I couldn’t believe my eyes last week - reading about the couple whose new caravan was stolen, subsequently traced by police but not returned to the rightful owners because they (the police) had “no lawful power” to retrieve it from the new occupiers – a traveller family, to protect their human rights! How wrong is that?
Either the law has changed or this whole yooman rights malarkey has become even barmier than ever.
Anyone who ever purchases a second-hand car is aware of the dangers of buying a vehicle without proof of ownership because it could be repossessed. Why should this be different? It just doesn’t make sense.
Neither does the ‘on the beat’ item last week about two men arrested after a Thurlby homeowner reported the theft of an exercise weight bench which had been left on a driveway while a garage was being sorted.
The police located a van fitting the description provided by the homeowner and found the stolen bench on board. After questioning the thieves admitted the offence. A fair cop indeed. But they were let off with a caution.
Is this really the way to deter criminals? Exercising their human rights no doubt!
Another story that makes absolutely no sense whatsoever is news that Moors murderer Ian Brady has been allowed to run up a legal-aid bill of £250,000 to bring a case against Ashworth Hospital – costing the NHS £200,000, because he wanted to be moved to a prison.
This waste of public money is an affront to every honest taxpayer. The only beneficiaries being human rights lawyers who are making a different but very remunerative kind of killing!
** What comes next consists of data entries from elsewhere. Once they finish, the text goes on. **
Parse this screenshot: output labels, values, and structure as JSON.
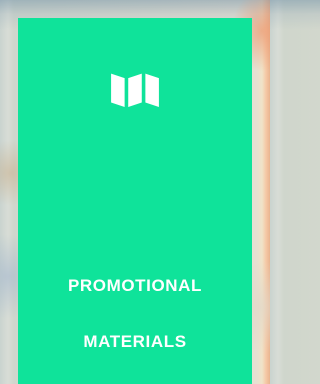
{
  "card": {
    "title_line1": "PROMOTIONAL",
    "title_line2": "MATERIALS",
    "icon": "folded-map-icon",
    "background_color": "#0fe39a",
    "text_color": "#ffffff"
  }
}
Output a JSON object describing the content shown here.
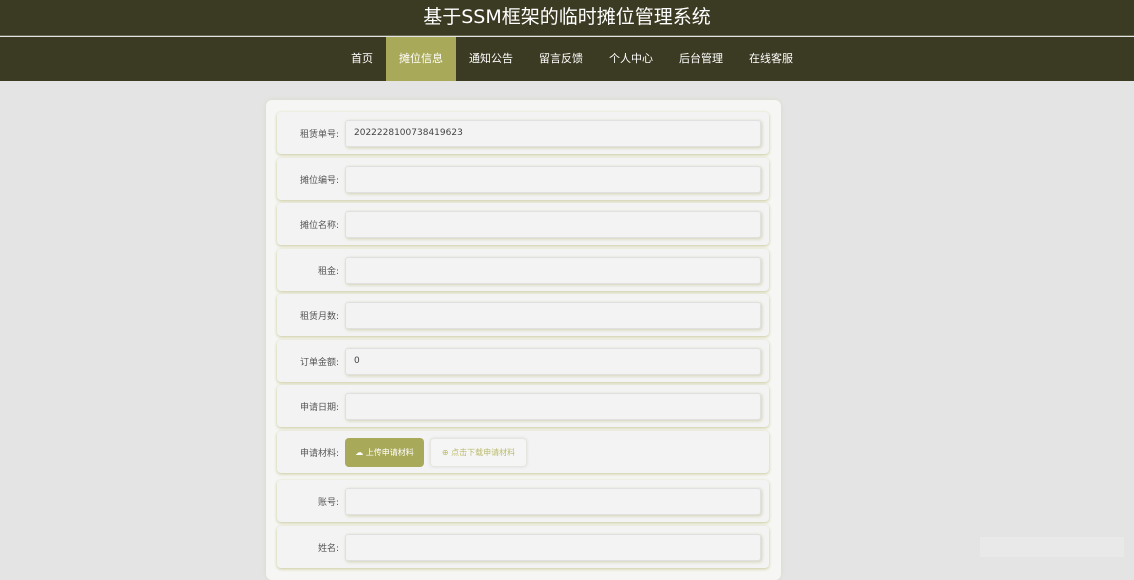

And it’s even more difficult to understand why some NHS Trusts are allowing ambulance-chasing lawyers to advertise on their premises with posters and leaflets encouraging patients to sue them.
Apparently the compensation culture is already forcing the NHS to set aside over £20 billion for future negligence claims.
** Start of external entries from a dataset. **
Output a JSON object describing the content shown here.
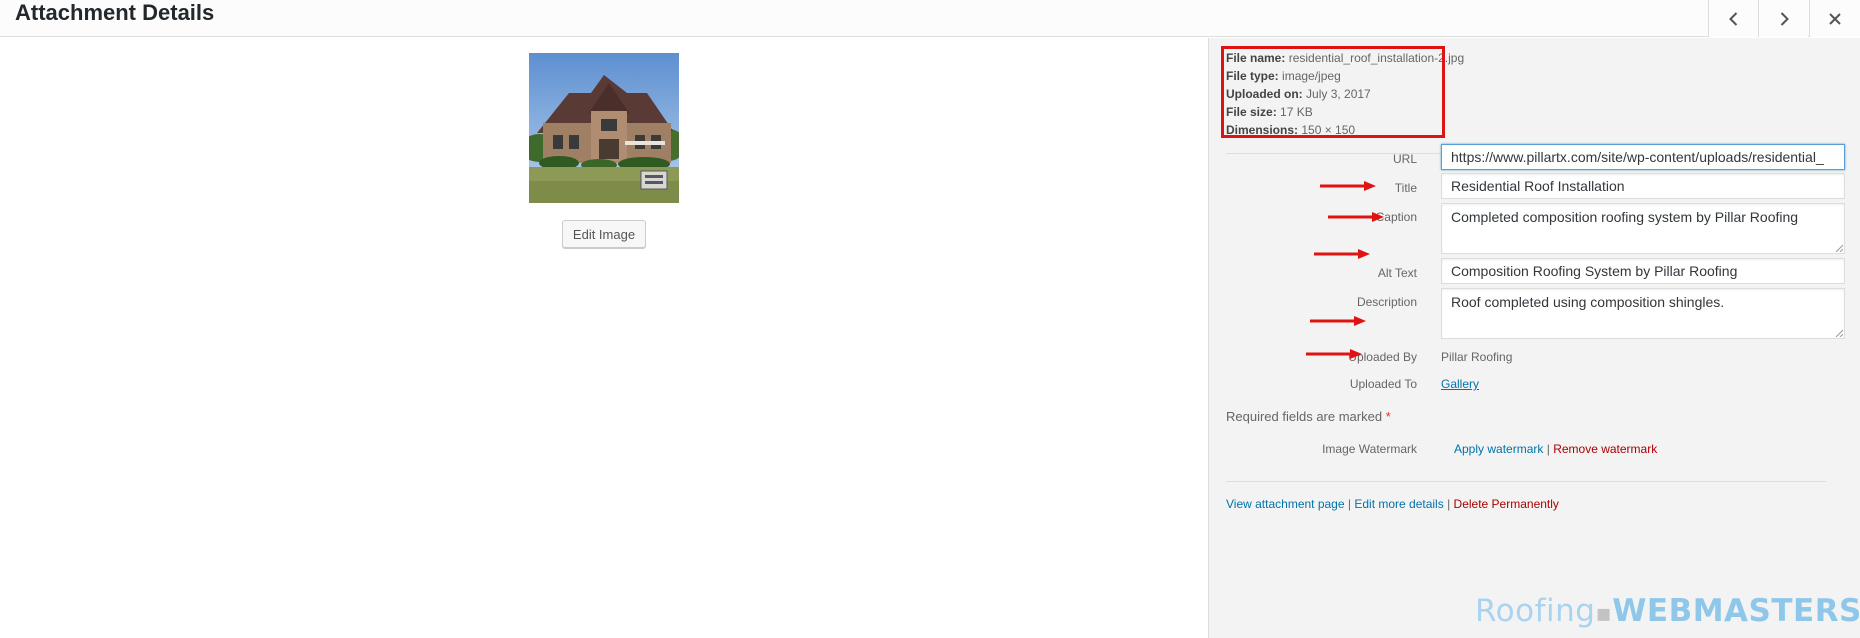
{
  "header": {
    "title": "Attachment Details",
    "prev_icon": "chevron-left-icon",
    "next_icon": "chevron-right-icon",
    "close_icon": "close-icon"
  },
  "left": {
    "edit_image_label": "Edit Image"
  },
  "meta": {
    "file_name_label": "File name:",
    "file_name": "residential_roof_installation-2.jpg",
    "file_type_label": "File type:",
    "file_type": "image/jpeg",
    "uploaded_on_label": "Uploaded on:",
    "uploaded_on": "July 3, 2017",
    "file_size_label": "File size:",
    "file_size": "17 KB",
    "dimensions_label": "Dimensions:",
    "dimensions": "150 × 150"
  },
  "fields": {
    "url_label": "URL",
    "url_value": "https://www.pillartx.com/site/wp-content/uploads/residential_",
    "title_label": "Title",
    "title_value": "Residential Roof Installation",
    "caption_label": "Caption",
    "caption_value": "Completed composition roofing system by Pillar Roofing",
    "alt_label": "Alt Text",
    "alt_value": "Composition Roofing System by Pillar Roofing",
    "description_label": "Description",
    "description_value": "Roof completed using composition shingles.",
    "uploaded_by_label": "Uploaded By",
    "uploaded_by_value": "Pillar Roofing",
    "uploaded_to_label": "Uploaded To",
    "uploaded_to_value": "Gallery"
  },
  "required_note": "Required fields are marked",
  "required_star": "*",
  "watermark": {
    "label": "Image Watermark",
    "apply": "Apply watermark",
    "separator": "|",
    "remove": "Remove watermark"
  },
  "actions": {
    "view": "View attachment page",
    "edit": "Edit more details",
    "delete": "Delete Permanently",
    "separator": "|"
  },
  "brand_watermark": {
    "part1": "Roofing",
    "part2": "WEBMASTERS"
  },
  "colors": {
    "annotation_red": "#e01313",
    "link_blue": "#0073aa",
    "delete_red": "#a00000",
    "focus_blue": "#5b9dd9"
  }
}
It’s right and proper that genuine cases of neglect or malpractice are compensated, but do we really have to encourage these costly – often trivial, claims?
But enough frivolity, some serious stuff’s coming up. I was interested to see Japanese animal behavioural researchers have been studying our best friends to see what make them tic? (Sorry!) Apparently it’s not just wagging tails we should be looking for to ensure our K9 pals are happy and contented but raised eyebrows and twitching ears.
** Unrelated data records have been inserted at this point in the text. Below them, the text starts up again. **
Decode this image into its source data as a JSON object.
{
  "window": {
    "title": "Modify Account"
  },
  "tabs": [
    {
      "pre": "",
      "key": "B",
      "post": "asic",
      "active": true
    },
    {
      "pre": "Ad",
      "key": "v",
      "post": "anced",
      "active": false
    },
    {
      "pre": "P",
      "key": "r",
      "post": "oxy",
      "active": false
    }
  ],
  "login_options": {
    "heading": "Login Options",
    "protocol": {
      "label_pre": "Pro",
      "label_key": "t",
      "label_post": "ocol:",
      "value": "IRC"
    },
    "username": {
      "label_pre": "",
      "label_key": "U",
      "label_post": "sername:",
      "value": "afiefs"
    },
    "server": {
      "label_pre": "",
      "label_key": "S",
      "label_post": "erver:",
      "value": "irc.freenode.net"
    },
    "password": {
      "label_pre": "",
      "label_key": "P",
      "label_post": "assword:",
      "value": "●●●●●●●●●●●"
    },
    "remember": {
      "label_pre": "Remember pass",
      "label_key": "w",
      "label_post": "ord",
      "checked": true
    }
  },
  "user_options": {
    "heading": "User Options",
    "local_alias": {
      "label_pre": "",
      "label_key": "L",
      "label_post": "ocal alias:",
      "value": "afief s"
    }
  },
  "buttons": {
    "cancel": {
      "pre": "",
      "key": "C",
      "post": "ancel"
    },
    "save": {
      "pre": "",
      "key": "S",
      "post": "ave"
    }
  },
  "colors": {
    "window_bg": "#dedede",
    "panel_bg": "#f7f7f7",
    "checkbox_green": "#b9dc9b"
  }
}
Owners will be greeted by a raised left eyebrow but strangers - or frightening objects, will elicit a twitch of an ear. Friends will be greeted by tail wags to the right – a doggy sign of joy, but to the left if a strange dog appears.
As a dog owner I hoped I might learn something useful about our own pooch. Regrettably it really didn’t come up to scratch and although it may have given paws for thought, personally I think it’s all barking mad – sounds more like an old wives’ tail!